Plazoleta de las Nazarenas & Pre-Columbian Art Museum
After lunch, we continued our walk to the Plazoleta de las Nazarenas, home of the luxurious five-star Belmond Palacio Nazarenas Hotel. Built on the historic 17th-century Casa de las Sierpes, which once housed the Monastery of the Nazarenas, the hotel blends Andean Baroque architecture with original Inca stonework.
Located on the same square you can’t miss a visit to the The Museum of Pre-Columbian Art of Cusco, a captivating journey through the artistic heritage of pre-Columbian civilisations showcasing around 450 objects from diverse regions of ancient Peru. The museum draws its collection from the renowned Larco Museum in Lima and is housed in a beautifully restored colonial mansion, which once served as an Inca ceremonial courthouse and later the residence of Viceroy Hernandez de Cabrera. Its ten galleries present a chronological and thematic exploration of ancient Peruvian cultures, spanning 1250 BC to AD 1532. Highlights include intricate ceramics, monumental Inca aribalos, and exquisite gold and silver artefacts, each offering a glimpse into the craftsmanship and cultural sophistication of these early societies.
San Blas
We spent the rest of the afternoon exploring San Blas, one of Cusco’s most picturesque and culturally rich neighbourhoods. Known for its steep, narrow streets and charming colonial houses built atop Inca foundations, San Blas is a haven for artisans, workshops, and craft shops.
Its vibrant artistic atmosphere attracts visitors seeking handmade crafts and a glimpse into Cusco's traditional craftsmanship.

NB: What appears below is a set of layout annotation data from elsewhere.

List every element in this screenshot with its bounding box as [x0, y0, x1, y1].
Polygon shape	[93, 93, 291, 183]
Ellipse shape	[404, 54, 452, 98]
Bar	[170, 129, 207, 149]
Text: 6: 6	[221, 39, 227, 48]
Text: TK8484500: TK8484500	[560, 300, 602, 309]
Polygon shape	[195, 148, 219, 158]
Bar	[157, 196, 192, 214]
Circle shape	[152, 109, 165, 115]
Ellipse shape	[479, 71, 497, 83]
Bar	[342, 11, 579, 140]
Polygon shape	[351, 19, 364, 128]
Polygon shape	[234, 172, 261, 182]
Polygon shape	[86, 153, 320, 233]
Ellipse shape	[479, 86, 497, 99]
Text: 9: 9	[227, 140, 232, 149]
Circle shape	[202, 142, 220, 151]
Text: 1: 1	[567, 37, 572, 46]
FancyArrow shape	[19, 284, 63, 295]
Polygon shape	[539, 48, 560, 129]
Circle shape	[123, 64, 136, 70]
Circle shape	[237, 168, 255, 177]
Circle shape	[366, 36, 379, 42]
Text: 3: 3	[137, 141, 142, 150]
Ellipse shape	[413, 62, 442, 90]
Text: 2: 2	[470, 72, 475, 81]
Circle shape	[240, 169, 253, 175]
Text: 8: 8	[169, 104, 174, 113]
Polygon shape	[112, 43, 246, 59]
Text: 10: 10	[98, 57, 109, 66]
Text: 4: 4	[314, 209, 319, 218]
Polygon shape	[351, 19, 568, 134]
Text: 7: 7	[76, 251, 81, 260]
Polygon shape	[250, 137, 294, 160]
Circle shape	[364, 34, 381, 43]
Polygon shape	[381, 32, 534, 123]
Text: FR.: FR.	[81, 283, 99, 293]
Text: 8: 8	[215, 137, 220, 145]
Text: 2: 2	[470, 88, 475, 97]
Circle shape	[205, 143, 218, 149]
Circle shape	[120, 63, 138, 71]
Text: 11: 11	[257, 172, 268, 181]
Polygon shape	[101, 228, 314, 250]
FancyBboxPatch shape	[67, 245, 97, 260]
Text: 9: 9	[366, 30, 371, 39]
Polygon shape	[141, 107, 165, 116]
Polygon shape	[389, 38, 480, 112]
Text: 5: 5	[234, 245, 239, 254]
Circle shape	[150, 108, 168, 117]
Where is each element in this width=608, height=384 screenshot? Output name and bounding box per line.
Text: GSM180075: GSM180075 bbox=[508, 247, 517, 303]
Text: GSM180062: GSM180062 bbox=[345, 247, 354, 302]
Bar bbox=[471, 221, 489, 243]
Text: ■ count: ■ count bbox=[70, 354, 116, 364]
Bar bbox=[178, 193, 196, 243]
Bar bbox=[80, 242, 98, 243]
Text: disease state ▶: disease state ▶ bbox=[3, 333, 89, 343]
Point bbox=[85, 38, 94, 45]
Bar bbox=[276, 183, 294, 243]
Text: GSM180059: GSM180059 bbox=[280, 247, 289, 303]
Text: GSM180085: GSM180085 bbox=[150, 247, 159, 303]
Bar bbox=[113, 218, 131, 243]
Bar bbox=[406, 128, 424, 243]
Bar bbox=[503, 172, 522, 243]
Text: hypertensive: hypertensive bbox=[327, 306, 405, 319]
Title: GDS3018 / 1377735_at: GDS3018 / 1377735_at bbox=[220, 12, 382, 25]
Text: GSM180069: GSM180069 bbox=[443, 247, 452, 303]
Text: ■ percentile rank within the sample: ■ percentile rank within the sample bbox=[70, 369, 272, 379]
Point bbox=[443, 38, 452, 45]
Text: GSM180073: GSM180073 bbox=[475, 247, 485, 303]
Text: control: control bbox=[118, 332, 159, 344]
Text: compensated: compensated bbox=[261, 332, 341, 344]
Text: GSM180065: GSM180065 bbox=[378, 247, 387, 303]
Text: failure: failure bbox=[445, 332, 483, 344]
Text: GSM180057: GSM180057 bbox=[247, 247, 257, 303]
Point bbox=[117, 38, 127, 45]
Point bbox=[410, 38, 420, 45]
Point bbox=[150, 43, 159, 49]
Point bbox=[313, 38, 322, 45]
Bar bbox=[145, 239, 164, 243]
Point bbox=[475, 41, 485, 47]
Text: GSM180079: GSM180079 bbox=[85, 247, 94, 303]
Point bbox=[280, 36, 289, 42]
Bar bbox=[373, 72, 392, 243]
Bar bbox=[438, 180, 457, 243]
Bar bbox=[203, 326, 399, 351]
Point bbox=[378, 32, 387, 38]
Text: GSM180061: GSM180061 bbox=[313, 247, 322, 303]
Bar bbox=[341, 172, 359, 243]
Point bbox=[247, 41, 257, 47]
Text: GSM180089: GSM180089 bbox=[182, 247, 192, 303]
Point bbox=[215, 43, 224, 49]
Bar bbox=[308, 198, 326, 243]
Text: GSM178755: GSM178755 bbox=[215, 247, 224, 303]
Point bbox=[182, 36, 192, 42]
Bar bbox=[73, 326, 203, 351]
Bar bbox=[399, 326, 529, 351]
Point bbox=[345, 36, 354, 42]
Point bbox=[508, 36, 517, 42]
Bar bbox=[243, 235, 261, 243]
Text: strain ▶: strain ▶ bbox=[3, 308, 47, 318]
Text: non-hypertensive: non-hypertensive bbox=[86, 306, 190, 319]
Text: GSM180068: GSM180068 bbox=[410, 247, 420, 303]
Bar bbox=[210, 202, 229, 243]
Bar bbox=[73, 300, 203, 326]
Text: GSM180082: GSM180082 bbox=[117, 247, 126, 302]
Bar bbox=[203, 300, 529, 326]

The neighbourhood’s central square is a lively meeting point, while its historic parish church, built in 1563, features a magnificent carved wooden pulpit, celebrated as a masterpiece of Colonial-era woodwork.
Dinner: Moray Restaurant
We couldn’t leave Cusco without enjoying some incredible Peruvian food one last time, so we decided to book a table at Moray Restaurant—and it turned out to be one of the best culinary experiences we had during our stay.
The food was of the highest quality, easily the best we tasted in Peru. Our server was exceptional, taking the time to explain every ingredient in our dishes, which really enhanced the experience. Their ceviche was the best we tried on our trip, and the ají de gallina was absolutely delicious. They also offer excellent cocktails, making it the perfect opportunity to try the famous Peruvian Pisco Sour.
Spending two to three days in Cusco is the perfect amount of time to explore the city’s main highlights while giving yourself a chance to acclimate to the altitude. From wandering through the historic streets of the Plaza de Armas to discovering the impressive ruins of Coricancha and Sacsayhuamán, Cusco offers a blend of culture, history, and stunning scenery that’s hard to match.
Beyond the city, Cusco serves as a gateway to some of Peru’s most iconic destinations. You can venture into the Sacred Valley of the Incas, with its picturesque villages and archaeological treasures, or take the unforgettable journey to Machu Picchu, one of the New Seven Wonders of the World. For those seeking even more adventure, a breathtaking day trip to the Rainbow Mountain is a must. Whether you’re here for a short stay or a longer journey, Cusco is the perfect base to experience the heart of the Andes and the magic of Incan heritage.